Monday, October 22, 2012

What I should wear for Halloween


Yes that is right, this is an announcement.  We will be adding Eggett #3 around April 21st 2013.

Only read on if you want to know more about the "spiritual" experience this has been and how it all went down.  And please excuse my writing...I have never been much of a writer, but this is my journal...so take it for what it is worth.

When we were trying to get pregnant with Mckelle, I was very bitter and knew that the Lord was trying to teach me empathy for those that have a hard time having children or can not have them at all, but that didn't make the experience any easier.  If you don't believe me, you can go and read a blog post that I posted on 10/17/08.  It was a very dark time in my life and it really made me have to TRY to be happy in life.  After we finally did get pregnant with Mckelle and the experience that we had with her, I always told myself I would NOT doubt God's plan for me again.  So this time around, as we have been trying for 18 months, I didn't have the same feelings I did as before.  Don't get me wrong it was still a roller coaster of thinking you were pregnant and then having that nasty TOM (time of month) show up and the let down that comes with that.  But,this time I wasn't jealous of others or angry with God.  I had two, a boy and a girl.  I couldn't be ungrateful for the blessings I already had.  I just knew that he KNOWS me and "is in the details of my life"!  Now I say that as a preface to other experiences that I will relate.

Back in January, when we were asked to be TREK parents, I said I would go on the condititon that only if I wasn't pregnant.  As we went to the meetings each month, I would walk away with goosebumps knowing that God needed me to be on TREK.  My additude started to change and I said I would go on TREK even if I was pregnant.  Brett and I would joke that if would be funny if I ended up being pregnant right after TREK, because that is how overwhelming that confirmation feeling was.  Well come to find out, the Lord did bless me with starting my period the day after we got home (yes, I was supposed to be on my period on trek...could you imagine how HORRIBLE that would have been, seriously a BLESSING).

Not thinking anything of being a week overdue on my next period, I started waking up at night so stinking hot.  And I wouldn't be able to hold my bladder the whole night through.  I kept talking myself out of the idea of being pregnant, because honestly that roller coaster is just not fun.  But in all actuality I was definitely showing some of the first signs for my body.  I took a test and instantly it changed...I was shocked.  God does have a sense of humor...I go on TREK and immediately I am pregnant afterwards.  I can't lie, GOD HAS A PLAN FOR ME and MY FAMILY.  I look back and know why I was on TREK.  Sometimes, God needs to teach us things, but also he needs to use us as instruments in other peoples lives.

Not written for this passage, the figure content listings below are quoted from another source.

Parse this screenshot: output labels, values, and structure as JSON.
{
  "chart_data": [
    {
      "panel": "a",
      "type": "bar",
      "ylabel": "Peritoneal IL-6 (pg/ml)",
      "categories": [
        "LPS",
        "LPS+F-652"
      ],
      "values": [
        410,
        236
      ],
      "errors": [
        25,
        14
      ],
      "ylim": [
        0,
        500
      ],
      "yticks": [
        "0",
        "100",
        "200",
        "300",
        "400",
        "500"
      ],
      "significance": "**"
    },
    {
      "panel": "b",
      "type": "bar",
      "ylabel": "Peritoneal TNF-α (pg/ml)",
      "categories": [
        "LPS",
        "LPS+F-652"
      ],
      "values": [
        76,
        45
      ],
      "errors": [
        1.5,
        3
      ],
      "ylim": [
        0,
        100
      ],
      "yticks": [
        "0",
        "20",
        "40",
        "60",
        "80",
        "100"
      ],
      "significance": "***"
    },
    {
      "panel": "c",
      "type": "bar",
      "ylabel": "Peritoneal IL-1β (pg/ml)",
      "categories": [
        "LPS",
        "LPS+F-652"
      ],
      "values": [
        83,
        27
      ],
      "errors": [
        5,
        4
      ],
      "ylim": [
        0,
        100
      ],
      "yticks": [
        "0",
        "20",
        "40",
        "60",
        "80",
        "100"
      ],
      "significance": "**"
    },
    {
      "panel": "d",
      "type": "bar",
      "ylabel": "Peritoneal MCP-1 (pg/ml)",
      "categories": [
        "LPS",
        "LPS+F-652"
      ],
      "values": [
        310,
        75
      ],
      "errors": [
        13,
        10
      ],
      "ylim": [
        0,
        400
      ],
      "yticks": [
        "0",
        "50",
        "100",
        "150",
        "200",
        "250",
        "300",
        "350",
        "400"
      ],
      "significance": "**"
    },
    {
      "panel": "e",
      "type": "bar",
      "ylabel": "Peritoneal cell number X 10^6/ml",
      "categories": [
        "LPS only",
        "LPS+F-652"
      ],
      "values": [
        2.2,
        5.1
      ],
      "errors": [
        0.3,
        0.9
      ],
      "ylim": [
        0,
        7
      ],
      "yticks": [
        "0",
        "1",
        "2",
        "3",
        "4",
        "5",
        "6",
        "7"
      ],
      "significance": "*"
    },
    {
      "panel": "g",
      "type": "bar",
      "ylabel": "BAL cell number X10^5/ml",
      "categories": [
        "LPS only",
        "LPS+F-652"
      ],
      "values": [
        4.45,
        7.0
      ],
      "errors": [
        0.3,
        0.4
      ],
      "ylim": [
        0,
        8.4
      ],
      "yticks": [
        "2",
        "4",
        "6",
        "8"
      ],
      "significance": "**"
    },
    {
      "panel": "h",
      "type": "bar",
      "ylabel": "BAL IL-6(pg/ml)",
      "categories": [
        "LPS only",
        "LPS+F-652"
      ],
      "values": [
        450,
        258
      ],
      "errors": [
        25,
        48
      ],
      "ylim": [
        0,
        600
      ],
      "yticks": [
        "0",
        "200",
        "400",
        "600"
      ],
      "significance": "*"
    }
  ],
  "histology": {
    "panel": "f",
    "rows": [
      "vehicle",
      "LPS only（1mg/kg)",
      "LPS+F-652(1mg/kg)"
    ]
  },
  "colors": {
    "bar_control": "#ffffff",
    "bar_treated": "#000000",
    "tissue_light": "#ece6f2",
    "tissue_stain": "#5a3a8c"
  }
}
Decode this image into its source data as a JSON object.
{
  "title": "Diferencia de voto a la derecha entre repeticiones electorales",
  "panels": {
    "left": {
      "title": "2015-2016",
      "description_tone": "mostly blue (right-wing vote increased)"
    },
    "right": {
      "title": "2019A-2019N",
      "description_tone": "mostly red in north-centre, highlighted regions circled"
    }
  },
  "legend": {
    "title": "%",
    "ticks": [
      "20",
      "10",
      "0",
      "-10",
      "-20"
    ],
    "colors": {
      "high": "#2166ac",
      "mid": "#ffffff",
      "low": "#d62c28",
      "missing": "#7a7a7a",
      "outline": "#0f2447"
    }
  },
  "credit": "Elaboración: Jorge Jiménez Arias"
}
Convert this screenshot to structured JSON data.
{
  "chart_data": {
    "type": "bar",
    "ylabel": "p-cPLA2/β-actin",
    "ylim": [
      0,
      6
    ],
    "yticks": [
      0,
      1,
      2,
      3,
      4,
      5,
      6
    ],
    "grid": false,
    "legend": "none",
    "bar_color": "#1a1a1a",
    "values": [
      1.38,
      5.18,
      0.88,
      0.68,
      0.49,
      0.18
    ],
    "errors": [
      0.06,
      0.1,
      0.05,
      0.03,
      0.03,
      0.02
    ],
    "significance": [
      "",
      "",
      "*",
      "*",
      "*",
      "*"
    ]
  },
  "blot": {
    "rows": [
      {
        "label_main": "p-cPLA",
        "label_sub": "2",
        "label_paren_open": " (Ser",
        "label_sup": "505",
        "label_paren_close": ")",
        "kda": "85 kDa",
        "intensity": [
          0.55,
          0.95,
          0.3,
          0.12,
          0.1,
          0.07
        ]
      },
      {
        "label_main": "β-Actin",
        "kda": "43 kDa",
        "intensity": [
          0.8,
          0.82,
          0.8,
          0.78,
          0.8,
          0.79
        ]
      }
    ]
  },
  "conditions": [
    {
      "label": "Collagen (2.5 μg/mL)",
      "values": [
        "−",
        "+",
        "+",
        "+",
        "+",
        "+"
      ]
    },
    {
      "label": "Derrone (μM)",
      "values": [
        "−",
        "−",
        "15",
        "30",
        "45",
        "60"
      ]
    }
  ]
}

I didn't tell Brett right away.  He was pretty much set on the idea that God only wanted us to have 2 children...it was his way of coping.  But on our anniversary, I gave him a psychological card (perfect for him) that announced the good news.  He figured it out and was pretty much speechless the rest of the night...and the next week.  I still think that both of us pinch ourselves as if it is just a dream.  We have never waited this long to tell people...but because people aren't expecting it anymore we decided to keep it to ourselves until I was showing.

I keep looking down at my stomach and wonder why I can't wrap my mind around being pregnant and that I willl show and that I will put on weight.  It still feels surreal at 14 weeks.  I guess I just don't have the nausea and morning sickness and fatigue to remind me...just some belly weight that makes me feel like I am not taking care of myself.  I have craved Dr. Pepper, corn nuts, fresh bagels and cream cheese, anything candy, and pickles.

We are so EXCITED!
But ultimately I just have to end with...

I KNOW THAT GOD KNOWS ME, LOVES ME, & HAS A PLAN FOR ME!



8 comments:

Amy said...

Congratulations Jamee! I'm so happy for you! What a great testament to the timing of the Lord... I have to agree. He knows what is best for us and our family-- always!

Le said...

Congrats! I'm so excited for you and your family!

Stacie said...

Wahoo!!! My guess is He just wanted you to have a spiritual experience...and what better way?! So happy for you!

Kim said...

Yay!!! Yay!!! You are seriously amazing and such an example to me. So so happy for you!

Brigit said...

Congratulations Girly!!! I'm truly so happy for you and your darling family!

Shay said...

I've been waiting for this pos !! I remember talking to you in the street months ago about trek & pregnancy and I KNEW this is how it would work out, really. So happy for you & Brett & adding a 3rd child. And yay for already 14...15 weeks now!!

Olga said...

Jamee! Congratulations!!! Oh I am so happy for you! I remembered those roller coaster feelings and we didn't even have to wait as long as you so I am so proud of you for staying positive. :) Keep us posted for sure!

Nicole Mecham said...

I had to come read the post. I am so HAPPY!!! I have always admired how you always recognize God's hand in your life and never shy away from expressing that to others. You are a great woman and the world will be greatly blessed by having another baby that you have raised!!! Love you Jamee!!!